The Slits
Trapped Animal
Narnack Records
The Slits’ Peel Sessions EP stands to me as a classic of the punk era, while their first full length Cut, despite its immensely provocative cover (band member Palmolive reportedly left the band because of it), felt tired, as though an insincere Caribbean influence had been grafted over shortcomings in the music. The Slits, then, were a band with tremendous potential who barely managed to make anything like a body of work. All of which left me confused about how curious to be about their new album, coming 30 years after their first, 25 years after their third and last. Well, my advice to you is not to think that hard about it: Ari Up and Tessa Pollitt are back with a band whose ingredients–punk, reggae, hip hop, and even middle eastern music (“Reggae Gypsy”)–have had enough time to blend, ferment, and become spicy, pungent, and tasty. Contemporary recording technology allows for a less shaky instrumental bed on which their lyrical and musical ideas may play. What seemed half-baked against the explosive backdrop of 1979 is fresh and piping hot now. I like.
Flight of the Conchords
I Told You I Was Freaky
SubPop
Disliking Flight of the Conchords is plausible but pointless: their music, like their TV show, makes no claims of quality. Even the humor is as often careless, mindless and haphazard as it is clever. I heard that the first album was created before the TV series that attempted to work the songs into one-calorie pretzel plots was written, but the second album’s music was written concurrently with those plots.

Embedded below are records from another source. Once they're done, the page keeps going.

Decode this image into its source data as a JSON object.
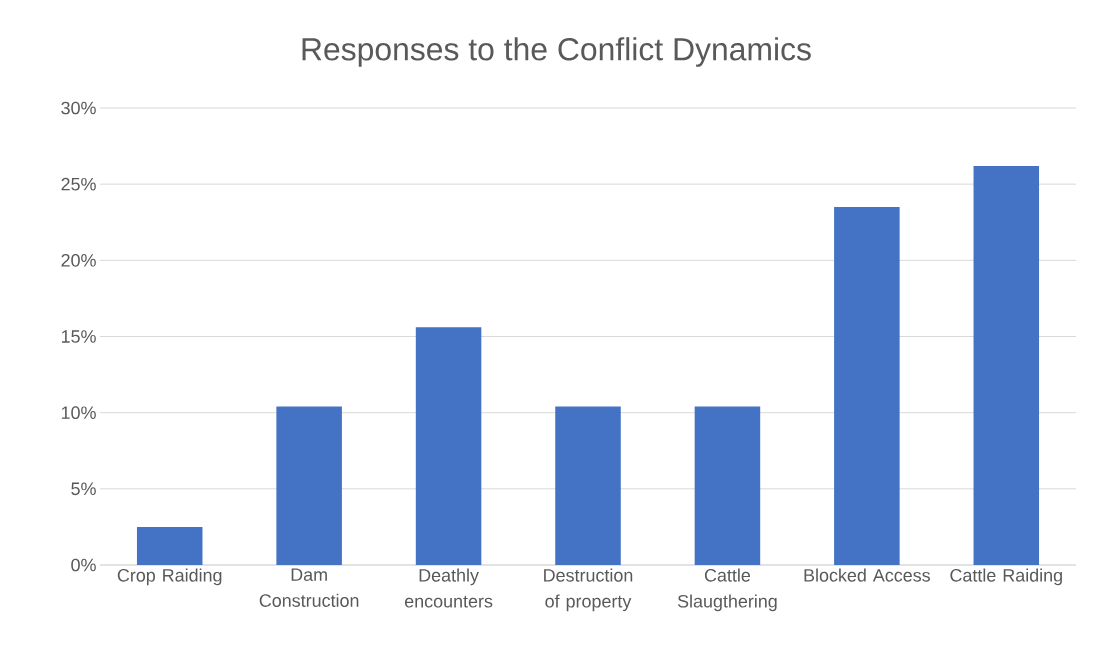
{
  "chart_data": {
    "type": "bar",
    "title": "Responses to the Conflict Dynamics",
    "categories": [
      "Crop Raiding",
      "Dam Construction",
      "Deathly encounters",
      "Destruction of property",
      "Cattle Slaugthering",
      "Blocked Access",
      "Cattle Raiding"
    ],
    "values": [
      2.5,
      10.4,
      15.6,
      10.4,
      10.4,
      23.5,
      26.2
    ],
    "color": "#4472c4",
    "ylim": [
      0,
      30
    ],
    "yticks": [
      {
        "value": 0,
        "label": "0%"
      },
      {
        "value": 5,
        "label": "5%"
      },
      {
        "value": 10,
        "label": "10%"
      },
      {
        "value": 15,
        "label": "15%"
      },
      {
        "value": 20,
        "label": "20%"
      },
      {
        "value": 25,
        "label": "25%"
      },
      {
        "value": 30,
        "label": "30%"
      }
    ],
    "grid": "y"
  }
}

The plots only suffered from the increased attention, but the music is as strong–is that the right word?–as their debut. (Notice I didn’t call the albums their “sophomore effort” and “eponymous” because that would already be way too serious). The second album has an increased emphasis on penis jokes and techno rhythms, and while the increased production quality eliminates the $2 charm of hip hop picked out on acoustic guitar present on the first record, the added expense does enhance the humor, as these professional-sounding backgrounds are more thoroughly undermined by the cocktail napkin quality of the lyrics. Maybe it’s even funnier when purchased on thick vinyl with abundant artwork, poster and booklet (including pages of lyrics and the handful of chords necessary to reproduce these compositions in your very own garage!). Fun fun fun. For the first five or so listens anyway.
Laminated Cat
Umbrella Weather
Garden Gate Records
Facts: One college-trained experimental composer. One multi-instrumentalist. Identical twins on bass and drums. None over the age of 21 when this was recorded. One degree of separation from Apples in Stereo and Olivia Tremor Control. Conjecture: Great music. Ornate, trashy, gentle confident. Like the ghosts of talented children with amplifiers echoing through an abandoned church. Question: What is “psychedelic music” in 2009? And where can I get a naughty kitten laminated?
William Gillespie and Cristy Scoggins are the hosts of Rock Geek F.M., airing Monday nights from 8-10 on WEFT 90.1 FM. They publish rock scholarship online at Rock Geek Chic, direct the local independent publishing house Spineless Books, and are members of the Champaign-Urbana Design Org.